Joseph Jarman, who died on Wednesday, January 9, at 81, was an icon of free jazz and best known for his long association with the Art Ensemble of Chicago. Born in Pine Bluff, Arkansas, and raised in Chicago, Jarman played woodwinds (saxophones, flutes, and clarinet) and was a founding member of both the Association for the Advancement of Creative Musicians and the AEC.
Jarman was also a Shinshu Buddhist priest and aikido instructor, pursuits that the The New York Times said “made him less active with music” over the past two decades. (Click here for the Times obit by Nate Chinen.) As a poet, he utilized the spoken word in concerts and on record, beginning with his 1966 debut album, Song for, where he recited “Non-Cognitive Aspects of the City.” The album was released on Delmark Records and was part of a series that alerted the jazz world to the profusion of experimental music then being played in Chicago by Jarman and his colleagues Roscoe Mitchell, Anthony Braxton, and the late Muhal Richard Abrams.

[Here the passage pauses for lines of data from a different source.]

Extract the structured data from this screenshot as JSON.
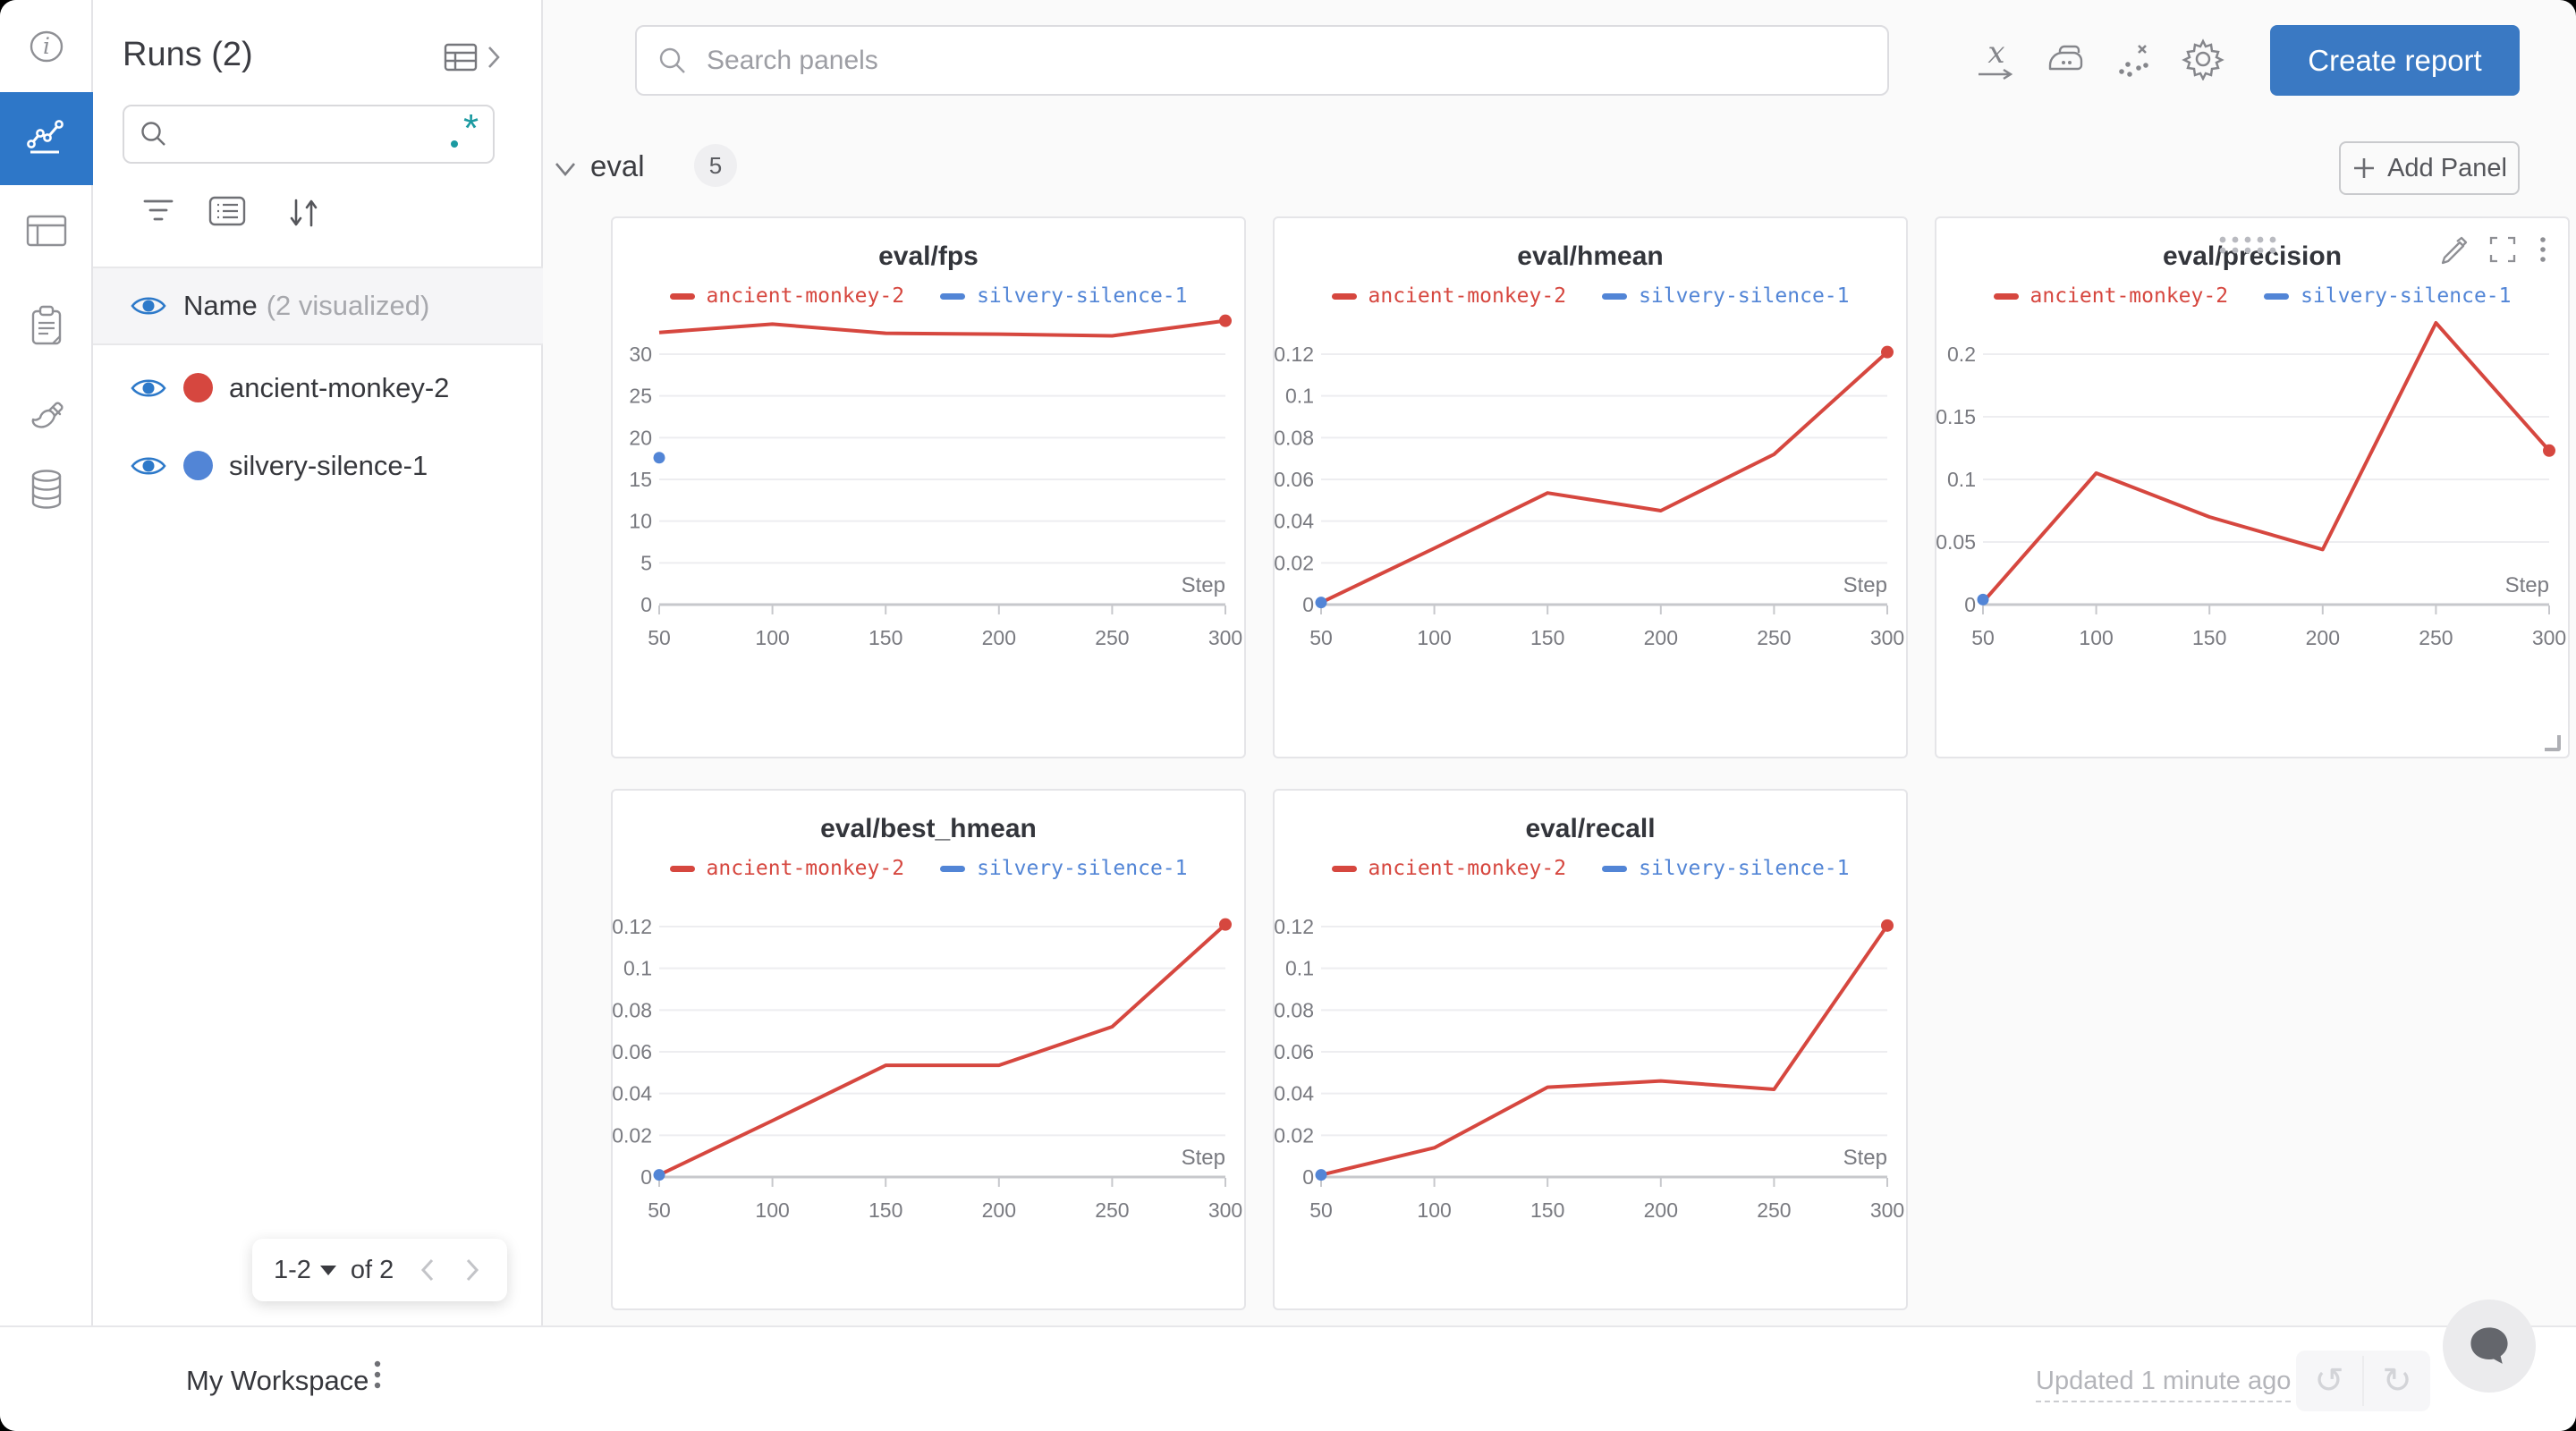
{
  "nav_rail": {
    "active_color": "#2e77c8",
    "items": [
      {
        "icon": "info-icon"
      },
      {
        "icon": "line-chart-icon",
        "active": true
      },
      {
        "icon": "table-icon"
      },
      {
        "icon": "clipboard-icon"
      },
      {
        "icon": "brush-icon"
      },
      {
        "icon": "database-icon"
      }
    ]
  },
  "sidebar": {
    "title": "Runs (2)",
    "search": {
      "value": "",
      "regex_icon": "regex-icon"
    },
    "columns_row": {
      "label": "Name",
      "note": "(2 visualized)"
    },
    "runs": [
      {
        "name": "ancient-monkey-2",
        "color": "#d6473f"
      },
      {
        "name": "silvery-silence-1",
        "color": "#5285d6"
      }
    ],
    "pagination": {
      "range": "1-2",
      "of_label": "of 2"
    }
  },
  "topbar": {
    "search_placeholder": "Search panels",
    "create_report_label": "Create report"
  },
  "section": {
    "name": "eval",
    "panel_count": "5",
    "add_panel_label": "Add Panel"
  },
  "footer": {
    "workspace_label": "My Workspace",
    "updated_label": "Updated 1 minute ago"
  },
  "chart_data": [
    {
      "type": "line",
      "title": "eval/fps",
      "xlabel": "Step",
      "x_ticks": [
        50,
        100,
        150,
        200,
        250,
        300
      ],
      "ylim": [
        0,
        30
      ],
      "y_ticks": [
        0,
        5,
        10,
        15,
        20,
        25,
        30
      ],
      "y_tick_labels": [
        "0",
        "5",
        "10",
        "15",
        "20",
        "25",
        "30"
      ],
      "grid": true,
      "legend_position": "top",
      "series": [
        {
          "name": "ancient-monkey-2",
          "color": "#d6473f",
          "x": [
            50,
            100,
            150,
            200,
            250,
            300
          ],
          "values": [
            32.6,
            33.6,
            32.5,
            32.4,
            32.2,
            34.0
          ]
        },
        {
          "name": "silvery-silence-1",
          "color": "#5285d6",
          "x": [
            50
          ],
          "values": [
            17.6
          ]
        }
      ]
    },
    {
      "type": "line",
      "title": "eval/hmean",
      "xlabel": "Step",
      "x_ticks": [
        50,
        100,
        150,
        200,
        250,
        300
      ],
      "ylim": [
        0,
        0.12
      ],
      "y_ticks": [
        0,
        0.02,
        0.04,
        0.06,
        0.08,
        0.1,
        0.12
      ],
      "y_tick_labels": [
        "0",
        "0.02",
        "0.04",
        "0.06",
        "0.08",
        "0.1",
        "0.12"
      ],
      "grid": true,
      "legend_position": "top",
      "series": [
        {
          "name": "ancient-monkey-2",
          "color": "#d6473f",
          "x": [
            50,
            100,
            150,
            200,
            250,
            300
          ],
          "values": [
            0.001,
            0.027,
            0.0535,
            0.045,
            0.072,
            0.121
          ]
        },
        {
          "name": "silvery-silence-1",
          "color": "#5285d6",
          "x": [
            50
          ],
          "values": [
            0.001
          ]
        }
      ]
    },
    {
      "type": "line",
      "title": "eval/precision",
      "xlabel": "Step",
      "x_ticks": [
        50,
        100,
        150,
        200,
        250,
        300
      ],
      "ylim": [
        0,
        0.2
      ],
      "y_ticks": [
        0,
        0.05,
        0.1,
        0.15,
        0.2
      ],
      "y_tick_labels": [
        "0",
        "0.05",
        "0.1",
        "0.15",
        "0.2"
      ],
      "grid": true,
      "legend_position": "top",
      "series": [
        {
          "name": "ancient-monkey-2",
          "color": "#d6473f",
          "x": [
            50,
            100,
            150,
            200,
            250,
            300
          ],
          "values": [
            0.002,
            0.105,
            0.07,
            0.044,
            0.225,
            0.123
          ]
        },
        {
          "name": "silvery-silence-1",
          "color": "#5285d6",
          "x": [
            50
          ],
          "values": [
            0.004
          ]
        }
      ]
    },
    {
      "type": "line",
      "title": "eval/best_hmean",
      "xlabel": "Step",
      "x_ticks": [
        50,
        100,
        150,
        200,
        250,
        300
      ],
      "ylim": [
        0,
        0.12
      ],
      "y_ticks": [
        0,
        0.02,
        0.04,
        0.06,
        0.08,
        0.1,
        0.12
      ],
      "y_tick_labels": [
        "0",
        "0.02",
        "0.04",
        "0.06",
        "0.08",
        "0.1",
        "0.12"
      ],
      "grid": true,
      "legend_position": "top",
      "series": [
        {
          "name": "ancient-monkey-2",
          "color": "#d6473f",
          "x": [
            50,
            100,
            150,
            200,
            250,
            300
          ],
          "values": [
            0.001,
            0.027,
            0.0535,
            0.0535,
            0.072,
            0.121
          ]
        },
        {
          "name": "silvery-silence-1",
          "color": "#5285d6",
          "x": [
            50
          ],
          "values": [
            0.001
          ]
        }
      ]
    },
    {
      "type": "line",
      "title": "eval/recall",
      "xlabel": "Step",
      "x_ticks": [
        50,
        100,
        150,
        200,
        250,
        300
      ],
      "ylim": [
        0,
        0.12
      ],
      "y_ticks": [
        0,
        0.02,
        0.04,
        0.06,
        0.08,
        0.1,
        0.12
      ],
      "y_tick_labels": [
        "0",
        "0.02",
        "0.04",
        "0.06",
        "0.08",
        "0.1",
        "0.12"
      ],
      "grid": true,
      "legend_position": "top",
      "series": [
        {
          "name": "ancient-monkey-2",
          "color": "#d6473f",
          "x": [
            50,
            100,
            150,
            200,
            250,
            300
          ],
          "values": [
            0.001,
            0.014,
            0.043,
            0.046,
            0.042,
            0.1205
          ]
        },
        {
          "name": "silvery-silence-1",
          "color": "#5285d6",
          "x": [
            50
          ],
          "values": [
            0.001
          ]
        }
      ]
    }
  ]
}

The Art Ensemble of Chicago was the most enduring group to emerge from the AACM. I saw them in concert several times over three decades and was continually dazzled by the quintet’s epical, ancient-to-future musings. Combining music, dance, poetry, lighting, costuming, face paint and farce, as well as a stunning array of instruments, an AEC concert was my idea of performance art, though rarely was it hailed as such by the art/crit establishment.
Equally transporting were two back-to-back performances of Egwu-Anwu (Sun Song) that I saw Jarman play with AEC percussionist Famadou Don Moye. Sun Song was voted #1 Album of 1978 by the staff of WCUW, the community radio station in Worcester where I began my career. The station also presented a creative music series on Monday nights at the New England Repertory Theater. On November 18, 1978, I joined a multi-vehicle caravan that drove to New York to see Jarman and Moye play Sun Song at the Public Theater and to transport them and Moye’s formidable array of percussion instruments back to Worcester the following day.
On the four-hour drive from New York that Sunday afternoon, my colleague Alan West and I talked with our new aquaintances mostly about sports, and Jarman expressed surprise that our destination, which he knew of through Holy Cross College basketball, wasn’t spelled “Wooster.” Once in town, we made a memorable pass by one of the city’s black nightclubs, the Hottentot Lounge, and after a bite to eat, took in the movie Ashanti. Michael Caine, whose Ashanti co-stars included Richard Burton, Omar Sharif, and Rex Harrison, called it the “third worst” movie of his career. When I expressed puzzlement over the choice of this soldier of fortune saga, Jarman, who was an Army veteran, said, “Why not? We’re Black Music mercenaries!” Alas, the movie was a drag, but the following night’s concert was spectacular.
Most everything I heard Jarman play was original to himself or his colleagues in the AEC, but here in memorium I’m especially drawn to his 1996 performance with pianist Marilyn Crispell of John Coltrane’s “Dear Lord.” Joseph Jarman, 1937-2019, R.I.P.